FOR SALE |
Ivory Coast footballer, Wilfried Bony, has moved from Swansea
City to Manchester City for 28 million pounds and a
salary of a 100,000 pounds a week. It is a profit margin for Swansea of about
130 percent on their original investment. He is now the most expensive footballer from Africa
Such wealth is obscene but let us think a bit further. Isn’t
it a continuance of a trade in people except the chains are not of iron but of gold.
It is little different from the buying and selling of expensive throughbred race-horses.
German midfielder, Christoph Kramer, released to thenewspaper Der Spiegel about the transfer market and its position in this regard:
“The transfer market is a modern slave trade. If I do not want to play in a
team, I will not play on that team. I'll decide where to go.”

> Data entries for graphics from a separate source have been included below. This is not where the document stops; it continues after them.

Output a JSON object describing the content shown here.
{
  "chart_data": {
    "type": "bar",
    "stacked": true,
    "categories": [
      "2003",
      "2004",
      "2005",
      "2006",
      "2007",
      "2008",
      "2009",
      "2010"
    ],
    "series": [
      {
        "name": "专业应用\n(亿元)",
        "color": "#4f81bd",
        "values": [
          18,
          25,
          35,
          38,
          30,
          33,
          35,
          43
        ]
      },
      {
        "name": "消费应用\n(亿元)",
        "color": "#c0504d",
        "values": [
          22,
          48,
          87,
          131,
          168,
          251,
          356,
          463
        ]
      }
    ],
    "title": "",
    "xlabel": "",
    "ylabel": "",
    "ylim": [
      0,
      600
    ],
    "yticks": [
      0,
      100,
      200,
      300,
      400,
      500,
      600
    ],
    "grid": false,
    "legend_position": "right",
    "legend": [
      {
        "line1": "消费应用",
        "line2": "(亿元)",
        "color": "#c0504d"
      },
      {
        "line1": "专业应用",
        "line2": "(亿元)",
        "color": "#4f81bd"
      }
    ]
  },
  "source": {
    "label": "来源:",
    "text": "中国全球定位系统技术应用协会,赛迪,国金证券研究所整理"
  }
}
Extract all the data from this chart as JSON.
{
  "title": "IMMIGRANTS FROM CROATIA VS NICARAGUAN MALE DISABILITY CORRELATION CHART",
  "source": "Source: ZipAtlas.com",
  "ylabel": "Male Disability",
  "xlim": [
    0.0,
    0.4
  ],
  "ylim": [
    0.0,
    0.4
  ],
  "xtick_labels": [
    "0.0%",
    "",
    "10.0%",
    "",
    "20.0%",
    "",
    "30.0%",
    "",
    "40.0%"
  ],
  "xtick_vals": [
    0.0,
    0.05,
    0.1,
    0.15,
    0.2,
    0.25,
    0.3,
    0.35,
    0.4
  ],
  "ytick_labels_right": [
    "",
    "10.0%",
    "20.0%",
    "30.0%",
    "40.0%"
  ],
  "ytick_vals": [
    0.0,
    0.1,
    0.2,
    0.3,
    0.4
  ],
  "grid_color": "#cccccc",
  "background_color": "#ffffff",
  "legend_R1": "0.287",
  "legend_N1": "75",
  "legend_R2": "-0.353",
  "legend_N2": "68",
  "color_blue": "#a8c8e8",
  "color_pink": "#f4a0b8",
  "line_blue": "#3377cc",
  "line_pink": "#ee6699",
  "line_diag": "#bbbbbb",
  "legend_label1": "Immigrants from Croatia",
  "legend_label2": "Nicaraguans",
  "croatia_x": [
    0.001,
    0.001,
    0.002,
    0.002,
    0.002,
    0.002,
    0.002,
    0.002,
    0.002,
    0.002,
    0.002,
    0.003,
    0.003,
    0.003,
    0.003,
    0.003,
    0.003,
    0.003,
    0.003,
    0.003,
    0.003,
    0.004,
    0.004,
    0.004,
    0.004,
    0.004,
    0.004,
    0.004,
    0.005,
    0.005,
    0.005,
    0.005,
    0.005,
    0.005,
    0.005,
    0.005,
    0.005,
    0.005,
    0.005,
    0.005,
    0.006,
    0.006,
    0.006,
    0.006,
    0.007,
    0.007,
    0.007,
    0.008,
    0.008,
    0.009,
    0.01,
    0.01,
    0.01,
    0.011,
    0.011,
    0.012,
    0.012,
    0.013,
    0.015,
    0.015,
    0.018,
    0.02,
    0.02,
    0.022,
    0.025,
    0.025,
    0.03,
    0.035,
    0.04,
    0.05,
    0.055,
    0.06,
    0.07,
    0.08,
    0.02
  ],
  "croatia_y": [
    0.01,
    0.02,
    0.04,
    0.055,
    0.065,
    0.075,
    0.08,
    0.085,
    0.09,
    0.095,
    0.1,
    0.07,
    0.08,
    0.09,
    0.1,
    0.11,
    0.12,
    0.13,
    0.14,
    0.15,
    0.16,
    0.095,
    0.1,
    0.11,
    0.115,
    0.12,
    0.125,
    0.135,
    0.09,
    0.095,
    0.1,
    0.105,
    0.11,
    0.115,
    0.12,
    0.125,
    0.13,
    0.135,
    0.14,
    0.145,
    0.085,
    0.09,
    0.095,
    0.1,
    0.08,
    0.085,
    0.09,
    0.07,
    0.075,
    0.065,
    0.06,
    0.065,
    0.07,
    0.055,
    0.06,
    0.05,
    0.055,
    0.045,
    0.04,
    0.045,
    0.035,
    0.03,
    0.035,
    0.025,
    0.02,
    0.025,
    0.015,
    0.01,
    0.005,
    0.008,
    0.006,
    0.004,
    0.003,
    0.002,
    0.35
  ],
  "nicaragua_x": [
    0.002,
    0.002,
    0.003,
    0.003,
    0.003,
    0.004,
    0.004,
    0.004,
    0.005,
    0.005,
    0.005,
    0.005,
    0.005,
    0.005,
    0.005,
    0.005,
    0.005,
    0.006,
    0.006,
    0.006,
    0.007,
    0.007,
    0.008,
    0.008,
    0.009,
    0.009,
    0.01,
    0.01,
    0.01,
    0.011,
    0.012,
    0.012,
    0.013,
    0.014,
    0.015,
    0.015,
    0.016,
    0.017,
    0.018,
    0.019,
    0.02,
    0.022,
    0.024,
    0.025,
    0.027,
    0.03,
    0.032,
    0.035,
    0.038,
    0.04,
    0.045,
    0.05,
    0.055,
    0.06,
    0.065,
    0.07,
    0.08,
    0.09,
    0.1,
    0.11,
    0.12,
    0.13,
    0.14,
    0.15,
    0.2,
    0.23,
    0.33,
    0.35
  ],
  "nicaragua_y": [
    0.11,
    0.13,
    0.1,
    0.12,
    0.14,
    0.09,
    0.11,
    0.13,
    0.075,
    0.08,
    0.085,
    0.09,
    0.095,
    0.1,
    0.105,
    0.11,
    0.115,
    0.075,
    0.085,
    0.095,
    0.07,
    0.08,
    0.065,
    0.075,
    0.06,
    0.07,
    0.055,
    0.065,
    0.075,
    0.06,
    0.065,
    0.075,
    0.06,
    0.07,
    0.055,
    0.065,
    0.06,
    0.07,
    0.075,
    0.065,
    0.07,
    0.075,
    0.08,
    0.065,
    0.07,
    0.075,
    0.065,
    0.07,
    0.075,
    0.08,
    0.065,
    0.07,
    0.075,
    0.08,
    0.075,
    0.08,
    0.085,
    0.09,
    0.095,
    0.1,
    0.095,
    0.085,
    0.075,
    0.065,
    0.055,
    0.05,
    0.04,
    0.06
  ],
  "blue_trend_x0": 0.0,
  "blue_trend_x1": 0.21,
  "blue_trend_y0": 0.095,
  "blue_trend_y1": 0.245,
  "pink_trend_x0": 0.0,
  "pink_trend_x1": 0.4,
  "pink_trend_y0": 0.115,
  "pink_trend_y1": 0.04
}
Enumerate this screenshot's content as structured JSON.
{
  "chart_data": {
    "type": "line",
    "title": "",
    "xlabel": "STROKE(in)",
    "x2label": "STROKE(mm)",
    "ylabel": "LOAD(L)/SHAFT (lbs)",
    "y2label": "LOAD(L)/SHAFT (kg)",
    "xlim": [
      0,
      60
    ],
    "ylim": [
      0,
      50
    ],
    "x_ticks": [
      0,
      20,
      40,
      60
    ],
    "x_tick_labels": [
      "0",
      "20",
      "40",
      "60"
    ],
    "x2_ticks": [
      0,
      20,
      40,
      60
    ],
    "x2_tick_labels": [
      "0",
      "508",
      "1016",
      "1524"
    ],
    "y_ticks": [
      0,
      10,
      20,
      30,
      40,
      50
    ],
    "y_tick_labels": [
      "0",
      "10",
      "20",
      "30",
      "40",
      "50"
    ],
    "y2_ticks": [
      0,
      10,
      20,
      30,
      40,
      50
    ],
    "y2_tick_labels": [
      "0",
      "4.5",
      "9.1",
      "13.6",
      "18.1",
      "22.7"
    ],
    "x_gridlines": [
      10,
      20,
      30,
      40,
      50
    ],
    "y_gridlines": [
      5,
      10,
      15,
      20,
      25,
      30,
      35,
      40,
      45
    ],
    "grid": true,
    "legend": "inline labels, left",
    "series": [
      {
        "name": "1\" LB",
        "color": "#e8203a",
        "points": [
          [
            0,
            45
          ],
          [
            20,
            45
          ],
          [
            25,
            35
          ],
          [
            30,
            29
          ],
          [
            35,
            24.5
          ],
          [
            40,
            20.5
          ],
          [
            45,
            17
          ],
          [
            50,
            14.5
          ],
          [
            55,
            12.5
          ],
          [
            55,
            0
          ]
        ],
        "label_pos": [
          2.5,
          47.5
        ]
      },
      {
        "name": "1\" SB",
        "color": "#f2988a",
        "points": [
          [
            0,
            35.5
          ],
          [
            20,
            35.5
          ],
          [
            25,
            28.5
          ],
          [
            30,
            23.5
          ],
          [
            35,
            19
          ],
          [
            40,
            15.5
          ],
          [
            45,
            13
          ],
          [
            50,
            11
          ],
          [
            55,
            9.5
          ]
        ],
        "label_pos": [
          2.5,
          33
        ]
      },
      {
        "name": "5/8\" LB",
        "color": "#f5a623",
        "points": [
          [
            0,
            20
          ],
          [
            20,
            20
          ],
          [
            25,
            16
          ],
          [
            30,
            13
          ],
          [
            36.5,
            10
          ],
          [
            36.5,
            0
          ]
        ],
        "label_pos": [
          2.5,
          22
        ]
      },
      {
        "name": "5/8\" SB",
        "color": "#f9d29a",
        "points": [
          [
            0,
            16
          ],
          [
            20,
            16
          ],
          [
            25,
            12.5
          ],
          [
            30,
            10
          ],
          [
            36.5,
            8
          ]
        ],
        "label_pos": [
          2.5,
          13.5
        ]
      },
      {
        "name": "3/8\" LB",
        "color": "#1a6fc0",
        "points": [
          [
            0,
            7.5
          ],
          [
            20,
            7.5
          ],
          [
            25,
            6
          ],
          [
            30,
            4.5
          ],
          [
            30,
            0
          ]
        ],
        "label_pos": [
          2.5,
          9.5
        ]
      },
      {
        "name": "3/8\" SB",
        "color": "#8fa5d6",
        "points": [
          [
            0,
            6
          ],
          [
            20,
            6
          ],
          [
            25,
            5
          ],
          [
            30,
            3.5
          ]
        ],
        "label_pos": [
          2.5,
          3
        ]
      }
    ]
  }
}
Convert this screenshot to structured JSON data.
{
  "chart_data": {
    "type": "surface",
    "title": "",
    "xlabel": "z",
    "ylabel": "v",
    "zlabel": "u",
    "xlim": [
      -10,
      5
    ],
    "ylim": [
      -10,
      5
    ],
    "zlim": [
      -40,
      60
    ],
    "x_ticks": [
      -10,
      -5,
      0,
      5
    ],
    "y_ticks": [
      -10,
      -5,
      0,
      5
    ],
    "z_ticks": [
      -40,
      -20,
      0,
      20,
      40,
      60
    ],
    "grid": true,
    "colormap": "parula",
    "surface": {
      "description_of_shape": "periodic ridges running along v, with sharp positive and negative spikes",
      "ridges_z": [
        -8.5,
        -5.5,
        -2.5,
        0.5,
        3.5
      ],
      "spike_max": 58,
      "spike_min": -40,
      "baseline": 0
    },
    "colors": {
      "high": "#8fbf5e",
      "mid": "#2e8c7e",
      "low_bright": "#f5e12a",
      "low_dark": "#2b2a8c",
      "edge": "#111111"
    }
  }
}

UEFA president Michel Platini, speaking to the European
parliament in 2009, said: “Paying a child to kick a ball is not that different
from paying a child to work on a production line. Both amount to exploiting
child labour. And when you pay a child or their parents to travel overseas,
when you uproot them from their home environment, when you make them
emotionally disorientated, I call that child trafficking.”
No matter how many official protective measures are in
place, bad practice is the norm. The gap between the riches on offer for
successful footballers and the poverty-stricken reality of the young players who
dare to dream is so wide and the lure of an opportunity – no matter how
unlikely – is too great to resist. The youngsters and their families are easy
to string along. Last year, FIFA-listed Cameroon agent Robert Nkuimy was caught
on camera allegedly offering to sell trafficked African footballers as young as
14 for £25,000 apiece to undercover reporters posing as representatives of a
European club. The exploitation of young Africans not only continues – but is
on the increase. It seems that football’s slave trade has never been healthier.
For now all eyes are on the African Nations Cup but, for sure, there will be many eyeing up the players' physique and prowness, much as they would at a slave market in times gone by.